Es ging los: Jan Erik trat als leichter Favorit gegen Stefan Knöll, dem Rottenburger Nationalspieler an. In einer dramatischen und hochklassigen Partie musste er sich im letzten Satz mit 11:9 geschlagen geben. Selbst spielte gegen Zhang, einem äußerst spielstarken Neuzugang, der sich offenbar gezielt auf mein Spielsystem vorbereitet hatte. Mit viel Kampf, Glück und Dusel entschied ich dennoch das Spiel in knappen 3:0 Sätzen für mich. Es stand 1:1. Emil musste ran gegen den diesjährigen Viertplatzierten der Einzelmeisterschaften Ben Büchel. Genannter Rottenburger zeigte, weswegen er Vierter war, und zog sämtliche Register seines Könnens, sodass Emil seine erste und einzige Niederlage kassierte. 2:1 für Rottenburg und ich musste gegen Stefan Knöll ran. Gegen den, der Jan Erik besiegte. Eigentlich ein aussichtsloses Unterfangen und somit eine klare Sache für Rottenburg. Aber ich wollte einfach mal alles geben und siehe da… – Knöll kam mit meiner unorthodoxen und kampfbetonten Spielweise nicht klar. Und es stand auf einmal – für Freund und Gegner – überraschend 2:1 für mich. Und 10:10 im 4. Satz. Ich vergab 4 Matchbälle und versemmelte sogar einen eigenen Aufschlag. Er konnte aber auch einen Satzball nicht verwerten und so entschied ich diesen Satz mit 16:14 für mich: 3:1 gegen Knöll und 2:2 zwischen Hamburg und Rottenburg. Unsere Zuschauer waren infolge der Dramatik genauso fertig wie ich. Letztes Einzel: Jan Erik gegen Zhang. Ein starkes ausgewogenes Duell, bei dem Jan Erik eine Schippe drauf lag und 3:0 gewann. Jaaaa – das war der Punkt zur deutschen Meisterschaft!!!! 3:2 gegen Rottenburg. Was für eine Freude. Auch für Danny, dem man als Hamburger diese Freude trotz seiner Neutralitätspflicht als Turnierleiter nicht verbieten kann und ihm diese auch ansah. Und was für ein Einstand für Emil! Es war ein Titelgewinn, der uns alles abverlangte und sich nur realisieren ließ durch eine geschlossene Mannschaftsleistung inklusive unseren Betreuers Mathias, bei der alle für einander da waren und immer zumindest einer von uns den entscheidenden Punkt holte, wenn es drauf ankam. Den Titel hätten sich eigentlich alle drei Mannschaften mit ihren hochklassigen Spielern verdient, aber es gibt nun mal nur eine Goldmedaille. So holte sich Berlin Silber und Rottenburg Bronze.

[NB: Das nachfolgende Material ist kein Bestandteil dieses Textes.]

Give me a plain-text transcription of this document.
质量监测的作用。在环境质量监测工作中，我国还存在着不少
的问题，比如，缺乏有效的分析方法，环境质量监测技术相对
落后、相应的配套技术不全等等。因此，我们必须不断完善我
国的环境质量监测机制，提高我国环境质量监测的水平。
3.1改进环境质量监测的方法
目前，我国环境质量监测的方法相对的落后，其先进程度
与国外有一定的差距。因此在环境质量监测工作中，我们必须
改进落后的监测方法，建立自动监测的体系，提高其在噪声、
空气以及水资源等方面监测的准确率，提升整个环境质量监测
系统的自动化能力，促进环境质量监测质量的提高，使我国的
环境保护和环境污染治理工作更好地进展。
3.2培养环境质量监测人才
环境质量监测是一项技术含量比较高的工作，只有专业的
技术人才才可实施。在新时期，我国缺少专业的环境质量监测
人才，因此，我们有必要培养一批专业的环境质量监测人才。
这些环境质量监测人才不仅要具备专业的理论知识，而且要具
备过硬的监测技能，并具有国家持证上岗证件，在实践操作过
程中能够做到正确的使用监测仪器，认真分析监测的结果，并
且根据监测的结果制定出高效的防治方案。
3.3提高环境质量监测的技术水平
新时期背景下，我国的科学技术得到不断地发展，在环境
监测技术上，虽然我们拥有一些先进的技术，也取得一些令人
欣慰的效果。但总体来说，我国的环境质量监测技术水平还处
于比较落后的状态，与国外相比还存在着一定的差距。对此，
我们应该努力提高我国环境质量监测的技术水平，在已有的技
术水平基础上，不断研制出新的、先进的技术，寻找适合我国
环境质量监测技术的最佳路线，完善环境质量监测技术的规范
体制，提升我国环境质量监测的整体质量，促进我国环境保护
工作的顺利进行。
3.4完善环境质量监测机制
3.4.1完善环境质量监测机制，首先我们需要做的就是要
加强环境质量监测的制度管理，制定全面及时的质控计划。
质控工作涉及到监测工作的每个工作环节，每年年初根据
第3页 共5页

Bei einem gemütlichen Abend mit Siegerehrung im Lokal fanden sich noch alle Mannschaftsspieler zusammen, begruben das (spielerische) Kriegsbeil zugunsten eines gemeinsamen Biers und ließen dem Geschehen Revue passieren.
Gerne noch als letzter Satz die Kurzfassung: Der Hamburger Gehörlosen Sportverein ist Deutscher Tischtennis Mannschaftsmeister 2022.